Which is why it rankles now when I hear people urge graduate students to "try the academic job in the place they never dreamed of living" or when I read a piece telling Ph.D.'s to "embrace their inner North Dakotan." That is poor advice for most people, especially when it comes couched in an assumption that the failure to be "open-minded" in one's job search is a professional or even moral failing.
Recently a new Ph.D. told me that he had just turned down a "good" job as he recognized that taking the position would be a mistake in terms of his personal life. He struggled greatly with the decision and worried that his advisers and colleagues would view his choice as a lack of commitment to his scholarship. What does it say about the power of academic culture that this adult almost made a life-changing decision against his better judgment?

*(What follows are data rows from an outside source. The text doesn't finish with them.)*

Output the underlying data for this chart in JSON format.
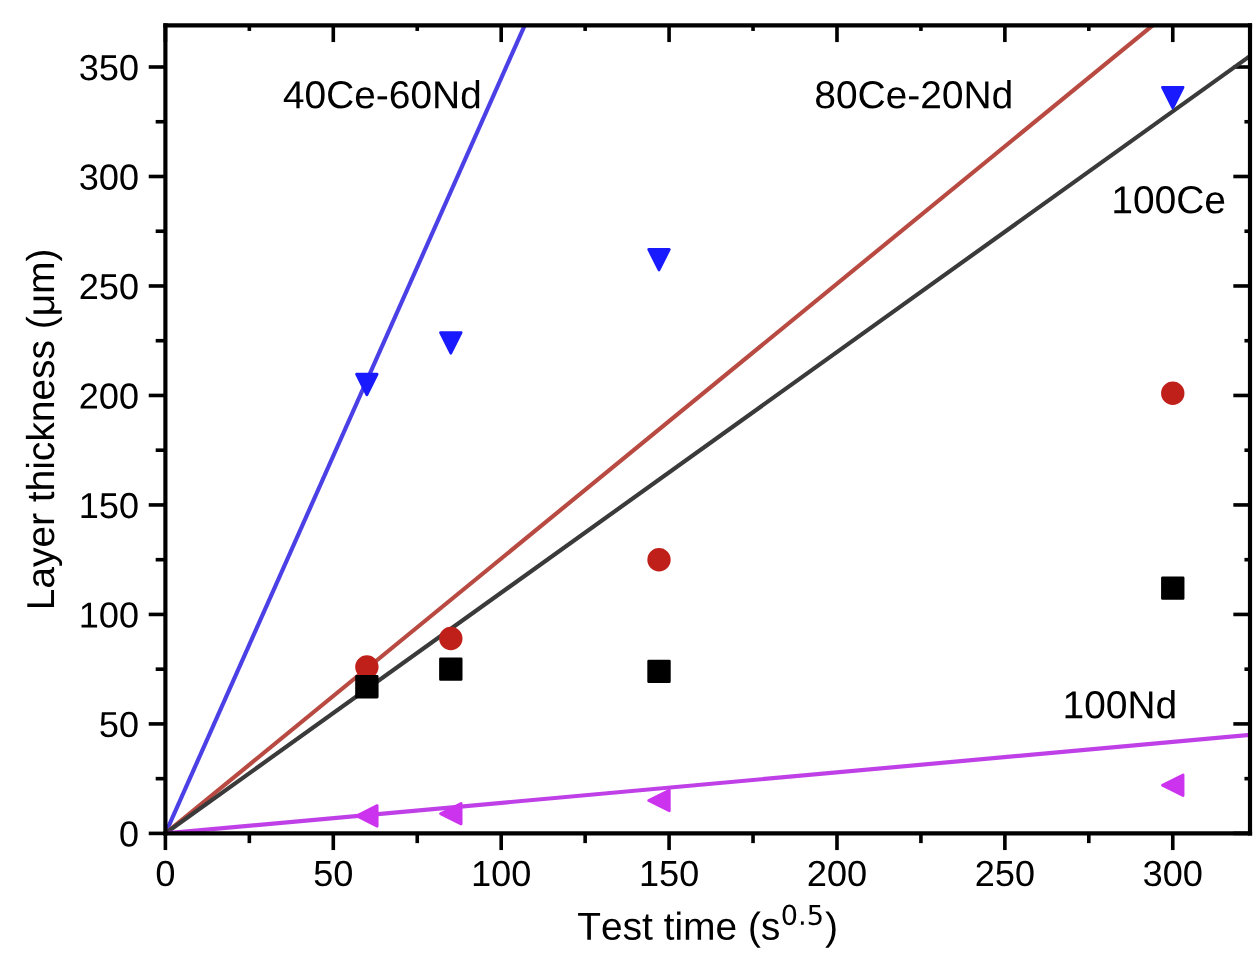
{
  "chart_data": {
    "type": "scatter",
    "xlabel": "Test time (s$^{0.5}$)",
    "ylabel": "Layer thickness (μm)",
    "x": [
      60,
      85,
      147,
      300
    ],
    "series": [
      {
        "marker": "triangle_down",
        "color": "#1a1aff",
        "values": [
          205,
          224,
          262,
          336
        ]
      },
      {
        "marker": "circle",
        "color": "#c0201a",
        "values": [
          76,
          89,
          125,
          201
        ]
      },
      {
        "marker": "square",
        "color": "#000000",
        "values": [
          67,
          75,
          74,
          112
        ]
      },
      {
        "marker": "triangle_left",
        "color": "#cc33ee",
        "values": [
          8,
          9,
          15,
          22
        ]
      },
      {
        "type": "line",
        "color": "#4b3fe6",
        "x": [
          0,
          107
        ],
        "values": [
          0,
          369
        ]
      },
      {
        "type": "line",
        "color": "#b84a42",
        "x": [
          0,
          294
        ],
        "values": [
          0,
          369
        ]
      },
      {
        "type": "line",
        "color": "#3a3a3a",
        "x": [
          0,
          323
        ],
        "values": [
          0,
          355
        ]
      },
      {
        "type": "line",
        "color": "#c040e8",
        "x": [
          0,
          323
        ],
        "values": [
          0,
          45
        ]
      }
    ],
    "annotations": [
      "40Ce-60Nd",
      "80Ce-20Nd",
      "100Ce",
      "100Nd"
    ],
    "xlim": [
      0,
      323
    ],
    "ylim": [
      0,
      369
    ],
    "xticks": [
      0,
      {
        "value": 25,
        "label": null
      },
      50,
      {
        "value": 75,
        "label": null
      },
      100,
      {
        "value": 125,
        "label": null
      },
      150,
      {
        "value": 175,
        "label": null
      },
      200,
      {
        "value": 225,
        "label": null
      },
      250,
      {
        "value": 275,
        "label": null
      },
      300
    ],
    "yticks": [
      0,
      {
        "value": 25,
        "label": null
      },
      50,
      {
        "value": 75,
        "label": null
      },
      100,
      {
        "value": 125,
        "label": null
      },
      150,
      {
        "value": 175,
        "label": null
      },
      200,
      {
        "value": 225,
        "label": null
      },
      250,
      {
        "value": 275,
        "label": null
      },
      300,
      {
        "value": 325,
        "label": null
      },
      350
    ],
    "grid": false,
    "legend": false
  }
}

We need to shift the conversation. Don't push people into the choice that worked for you. Instead, speak candidly and without judgment to graduate students about all of their options, in and outside of academe, so that Ph.D.'s can make the very real and very complex decisions they need to make about their futures—just as lawyers, doctors, therapists, and other professionals do.
We also need to recognize that if academe genuinely values diversity of opinions, it should be OK that some of us like cities—or rural areas—and that some of us do not and never will.